Vencedor do eixo literatura, na categoria literatura juvenil, a antologia conta com alguns dos principais autores pioneiros responsáveis pelo fomento da literatura indígena no Brasil. Daniel Munduruku, Kaká Werá, Cristino Wapichana, Ademario Ribeiro Payayá, Tiago Hakiy. Além disso, tem representantes das gerações mais jovens como Edson Kaiapó, Auritha Tabajara, Trudruá Dorrico e Márcia Kambeba.
Segundo o Instituto Brasileiro de Geografia e Estatística (IBGE), os povos originários atuais estão distribuídos em 225 sociedades indígenas, com 180 línguas e dialetos distintos. Dessa forma, a pluralidade é o ponto de partida para esta coletânea organizada por Kaka Werá, um dos autores responsáveis pelo fomento da literatura indígena no Brasil.
Ele aponta que os autores escolhidos têm como característica comum “a dedicação à arte literária e a utilização da literatura como uma estratégia de (re)existência do modo de ser e de pensar as origens as quais pertencem”. Além disso, frisa que esses autores “revelam seus respectivos dons peculiares no uso da palavra escrita”.
Esta floresta de histórias apresenta, portanto, “um território de imagens e conceitos que traduzem a identidade e a consciência de pertencimento de uma cultura plural”, diz Kaka. “Os valores principais apontam para o cuidado com a natureza, com as diferenças, com o poder e com o reconhecimento da memória como portadora de saberes”.

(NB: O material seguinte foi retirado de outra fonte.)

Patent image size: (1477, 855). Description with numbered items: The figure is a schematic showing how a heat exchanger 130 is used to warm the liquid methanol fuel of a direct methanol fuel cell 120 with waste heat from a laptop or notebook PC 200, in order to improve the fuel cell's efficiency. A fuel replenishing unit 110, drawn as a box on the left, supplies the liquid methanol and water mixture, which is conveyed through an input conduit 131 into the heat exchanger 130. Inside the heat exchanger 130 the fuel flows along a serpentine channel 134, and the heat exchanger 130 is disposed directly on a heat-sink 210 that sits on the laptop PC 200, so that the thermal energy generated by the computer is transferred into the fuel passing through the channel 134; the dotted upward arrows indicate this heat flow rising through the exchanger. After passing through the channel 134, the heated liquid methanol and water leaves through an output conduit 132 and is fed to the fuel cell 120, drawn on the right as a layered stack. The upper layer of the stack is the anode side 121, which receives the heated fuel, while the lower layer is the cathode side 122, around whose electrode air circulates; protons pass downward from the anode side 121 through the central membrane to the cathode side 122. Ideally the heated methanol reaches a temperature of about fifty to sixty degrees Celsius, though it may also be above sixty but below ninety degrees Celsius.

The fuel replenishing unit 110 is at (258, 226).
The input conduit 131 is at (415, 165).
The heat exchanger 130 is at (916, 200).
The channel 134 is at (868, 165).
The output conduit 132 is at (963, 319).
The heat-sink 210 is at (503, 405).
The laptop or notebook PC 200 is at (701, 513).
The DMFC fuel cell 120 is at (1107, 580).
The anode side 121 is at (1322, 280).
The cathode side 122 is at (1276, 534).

Vencedor da categoria fomento à leitura, o projeto “IBEAC Literatura: os caminhos literários das bibliotecas comunitárias de Parelheiros” é resultado das observações, pesquisas e experiências sobre uma biblioteca comunitária que desperta o interesse à leitura e transformações sociais entre os jovens.
Criado na década de 1980, o Instituto Brasileiro de Estudos e Apoio Comunitário – IBEAC, tem a missão de disseminar a cultura de direitos humanos. Desse modo, a transformação acontece com a movimentação de pessoas, comunidades e territórios que fortalecem a cidadania.
Desde 2008, o IBEAC concentra suas atividades em Parelheiros, periferia do extremo sul de São Paulo, considerada a Amazônia Paulistana. Nas quatro bibliotecas mantidas no território, a gestão é feita pela comunidade e para a comunidade. Ou seja, os resultados positivos vêm, então, nas palavras e na trajetória de cada um dos mais de 1.800 jovens envolvidos.
A educadora social, ativista e escritora Bel Santos Mayer registra no livro “Parelheiros, idas e vi(n)das: ler viajar e mover-se com uma biblioteca comunitária” (Instituto Emília e Solisluna) as vivências desses jovens. “Quanto mais liam, mais familiarizados ficavam com os territórios literários. Aos poucos, traçavam suas rotas para seguir as viagens propostas pelos autores/as. Cada jornada lida ampliava memórias, repertórios de palavras que permitiam recriar paisagens”.
É assim que em Palheiros as bibliotecas se tornam espaços que acolhem vivências literárias, poéticas e educacionais. Ao mesmo tempo, são lugares onde o acesso aos livros é tido como um direito humano e onde se escreve novas histórias, como ressalta Mayer.
“Se nas histórias contidas em suas mãos sabiam que existiria ‘um ponto de chegada, um vislumbre no horizonte’, na BCCL [Biblioteca Comunitária Caminhos da Leitura] foram se colocando em caminho, rumo a um futuro construído na primeira pessoa do plural. ‘Nós’ estávamos construindo uma história coletiva em Parelheiros e também uma história de bibliotecas comunitárias no Brasil”.